Олег Селянкин - О друзьях-товарищах
Но в душе-то я виноватым считаю себя. Виноватым в беспечности, самоуспокоенности.
Мы увидели фашистов, когда между нами было метров десять или пятнадцать. Ударили по ним из ручных пулеметов и автоматов, но один из фашистов (мне кажется, что я и сегодня узнал бы его) все же двумя пулями попал мне в грудь. Попал чуть пониже сердца.
Ноги сразу подогнулись, и я упал.
Фашисты находились от меня в нескольких шагах, я был тяжело ранен, комсомольский билет лежал у меня в нагрудном кармане кителя, и все же страха за свою жизнь я не испытывал: верил, что матросы обязательно живым вытащат меня из этого боя. Почему так верил в это? После того случая с Сухомлиновым мы ни одного товарища своего (даже мертвого) не оставили на, поле боя.

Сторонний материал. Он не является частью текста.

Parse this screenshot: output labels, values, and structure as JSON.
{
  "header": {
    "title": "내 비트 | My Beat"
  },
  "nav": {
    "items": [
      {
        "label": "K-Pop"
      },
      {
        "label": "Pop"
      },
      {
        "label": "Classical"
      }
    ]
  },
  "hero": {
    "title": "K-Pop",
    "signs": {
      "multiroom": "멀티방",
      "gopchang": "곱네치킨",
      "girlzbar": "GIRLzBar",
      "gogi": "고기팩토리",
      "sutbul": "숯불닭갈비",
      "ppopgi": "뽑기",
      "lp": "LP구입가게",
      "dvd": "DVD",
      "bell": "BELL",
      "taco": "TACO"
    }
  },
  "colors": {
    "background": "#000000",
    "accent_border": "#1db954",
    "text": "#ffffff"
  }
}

Действительно, только я упал, и сразу же матрос Сергей Орлов заглянул мне в глаза и объявил:
— Живой! Берем его!
И меня взяли за руки и за ноги, понесли подальше от автоматной и пулеметной стрельбы, которая в лесу звучала особенно яростно, неистово.
Один раз о госпитале и доме
Жизнь чуть теплилась во мне, когда меня привезли в Ленинград и положили в больницу имени Мечникова, которая в то время уже была военным госпиталем.
Не буду описывать госпитальную палату, в которой я оказался, и процедуры, обрушенные на меня врачами. Из того периода моей жизни хочется отметить то, что именно тогда, во время нахождения в госпитале, я кое-что узнал о деятельности нашего тыла, в каком-то ином свете увидел и тружеников его. И это легко объяснимо: на фронте мы нерегулярно получали газеты и почти не слышали радио; да и письма из дому являлись событием довольно редким, так как писали нам на адреса подводных лодок, и лишь оттуда письма отправлялись в погоню за нами. Так что о жизни нашего тыла мы знали более чем мало. Да и о том, как обстоят дела на всех фронтах, мы на передовой имели очень приблизительное представление. И теперь, оказавшись на госпитальной койке, я с жадностью, которую никак не предполагал обнаружить в себе, впитывал сообщения о том, что под Одессой столько вражеских трупов смердило, что фашистское командование взмолилось о перемирии, что такой-то завод с Украины эвакуировался на родной мне Урал и вот-вот начнет давать (может быть, и дает?) теперь уже военную продукцию, что на заводах рабочие живут в цехах, домой лишь «увольняются» по разрешению начальства и так далее и тому подобное.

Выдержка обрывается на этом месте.